Monday, February 02, 2009

Football novels

The heart-pounding finish of the Super Bowl yesterday (the Pittsburgh Steelers defeated Kurt Warner’s Arizona Cardinals by 27 to 23) led me to wonder why there are not more American football novels. Joiner (1971) is the most promising, and not because James Whitehead played football at Vanderbilt before an injury reduced him to literature. Eugene (Sonny) Joiner, narrator and protagonist, is an offensive lineman rather than a glamor player; he squints up at the game from an unusual position. (The Tex Maule novels that I started to read as a schoolkid, before “outgrowing” them, are entitled Quarterback, Linebacker, Running Back, Cornerback, and Receiver.) Ultimately, though, the novel falls victim to post-1968 nonsense. Styling himself a “radical historian,” Joiner teaches calculus and spelling to underprivileged children at a progressive school after he quits pro football, and becomes the disciple of a fifteenth-century Hussite.

Another ex-player, Peter Gent ran routes and caught passes for the Dallas Cowboys for five seasons in the sixties, then wrote North Dallas Forty (1973), a novel that was more distinguished for its rage at the professional sport than for its scenes of action on the field. Dan Jenkins’s Semi-Tough (1972) displayed a raw satiric talent, but was nearly as angry in tone as Gent’s novel, filled with gall. Don DeLillo’s End Zone (1972) has great fun with the language of the game (“Monsoon sweep, string-in-left, ready right, cradle out, drill-9 shiver, ends chuff”), but to adapt what Philip Roth wrote about The Natural, it is not about football as the game is played at Kyle Field, but a wild, wacky football which is more metaphor than reality.

Much the same is true of Howard Nemerov’s far less ambitious novel The Homecoming Game (1957), which does not even try to describe what occurs on the field. Here a professor’s F, leaving the star ineligible for the big game, serves merely as a pretext for an exploration of moral ambiguity. John R. Tunis, the greatest sports novelist of all time, wrote only one book about football. All-American (1942) is the best of a bad harvest—understanding that it is a boys’ book and that, like all of Tunis’s books, it has more to do with a boy’s fumbling for values than handling a ball. No one is better at describing the action on the field, but many readers will find Tunis dated, and his moral concerns inartistic and unliterary.

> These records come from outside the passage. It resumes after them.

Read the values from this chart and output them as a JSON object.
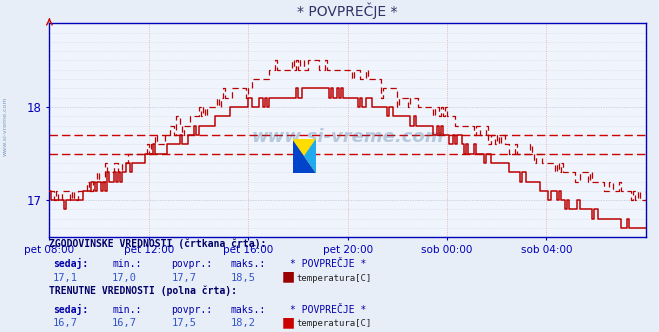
{
  "title": "* POVPREČJE *",
  "bg_color": "#e8eef8",
  "plot_bg_color": "#f0f4fc",
  "grid_color_v": "#e8a0a0",
  "grid_color_h": "#c8d0e0",
  "axis_color": "#0000bb",
  "line_color": "#bb0000",
  "x_labels": [
    "pet 08:00",
    "pet 12:00",
    "pet 16:00",
    "pet 20:00",
    "sob 00:00",
    "sob 04:00"
  ],
  "x_ticks_idx": [
    0,
    48,
    96,
    144,
    192,
    240
  ],
  "ylim": [
    16.6,
    18.9
  ],
  "yticks": [
    17,
    18
  ],
  "hlines": [
    17.7,
    17.5
  ],
  "hline_color": "#cc0000",
  "n_points": 289,
  "watermark": "www.si-vreme.com",
  "legend": {
    "hist_label": "ZGODOVINSKE VREDNOSTI (črtkana črta):",
    "curr_label": "TRENUTNE VREDNOSTI (polna črta):",
    "headers": [
      "sedaj:",
      "min.:",
      "povpr.:",
      "maks.:",
      "* POVPREČJE *"
    ],
    "hist_values": [
      "17,1",
      "17,0",
      "17,7",
      "18,5"
    ],
    "curr_values": [
      "16,7",
      "16,7",
      "17,5",
      "18,2"
    ],
    "series_name": "temperatura[C]",
    "color_hist": "#990000",
    "color_curr": "#cc0000"
  }
}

Perhaps the problem is that football is understood (wrongly) as the least individual of sports, where ignorant coaching systems clash by night; or perhaps the problem is that Tom Buchanan cast the mold for football players in American literature, condemning them for all time to being represented as careless brutes. The truth is that it is the most masculine of sports, more so even than boxing, not merely because it requires manliness, which Harvey Mansfield defines as confidence in a situation of risk (boxing takes that too), but because it demands the masculine virtues—patience, patrimony, moral courage, physical strength, loyalty to friends, submission to legitimate authority, service to others.

7 comments:

Anonymous said...

Does Frederick Exley's A Fan's Notes count? Can't remember off the top of my head if football's actually played in that book, but it's certainly a novel about football.

D. G. Myers said...

Excellent. Yes. I forgot all about A Fan’s Notes. As I recall, Exley’s father played semipro ball with a team in Watertown called the Red and Black. It has been years since I read the book, though.

Anonymous said...

Have you forgotten the exploits of Chip Hilton: Boy Athlete? [Pause for snorts of derision and the ducking of rotten fruit] I can't remember where I found them as a boy, but even then they struck me as highly improbable.

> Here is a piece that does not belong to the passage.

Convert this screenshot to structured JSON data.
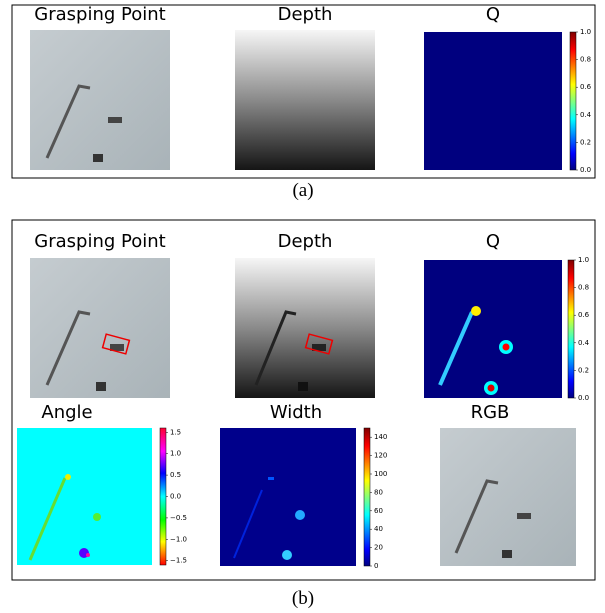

On a more serious, and unrelated, note. Your enthusiasm for Gilead pushed me to finally purchase a copy last month. What a novel! Thanks.

D. G. Myers said...

Why deride Claire Bee? As a boy, I devoured the Chip Hilton books. (I particularly liked Soapy Smith, since my own talent level was closer to his.) You are a better critic if you found them improbable; I found them exciting and instructive. Before the birth of my twin sons, I purchased nine or ten of the titles in their original format. (The reprint version has been Christianized. Not that I have anything against Christianity, but I am a fundamentalist when it comes to meddling with a writer’s original book.)

Anonymous said...

No slight meant against Claire Bee. I only intended to show that I was making the suggestion in a playful manner.

As far as being a better critic, I too devoured them. I just suspected that, like the Hardy Boy novels, there was a degree of the fantastic about them.

At the time I enjoyed them, and am saddened to hear that they have been 'updated'. During the mid 80s when I was reading them, they were relatively pleantiful in used bookstores. I imagine that a quick foray online would allow me to purchase the original hardback versions.

Dwight said...

Maybe not in the sense of novel that you meant, but I really enjoyed George Plimpton's Paper Tiger. (Not to mention it's a reminder that the Lions had a decent football team at one time.)

Manolo said...

Ayyyy! Apologies for coming to this most late.... however, Professor Myers, you have neglected one of the greatest and most influential football novels of all, Stover At Yale.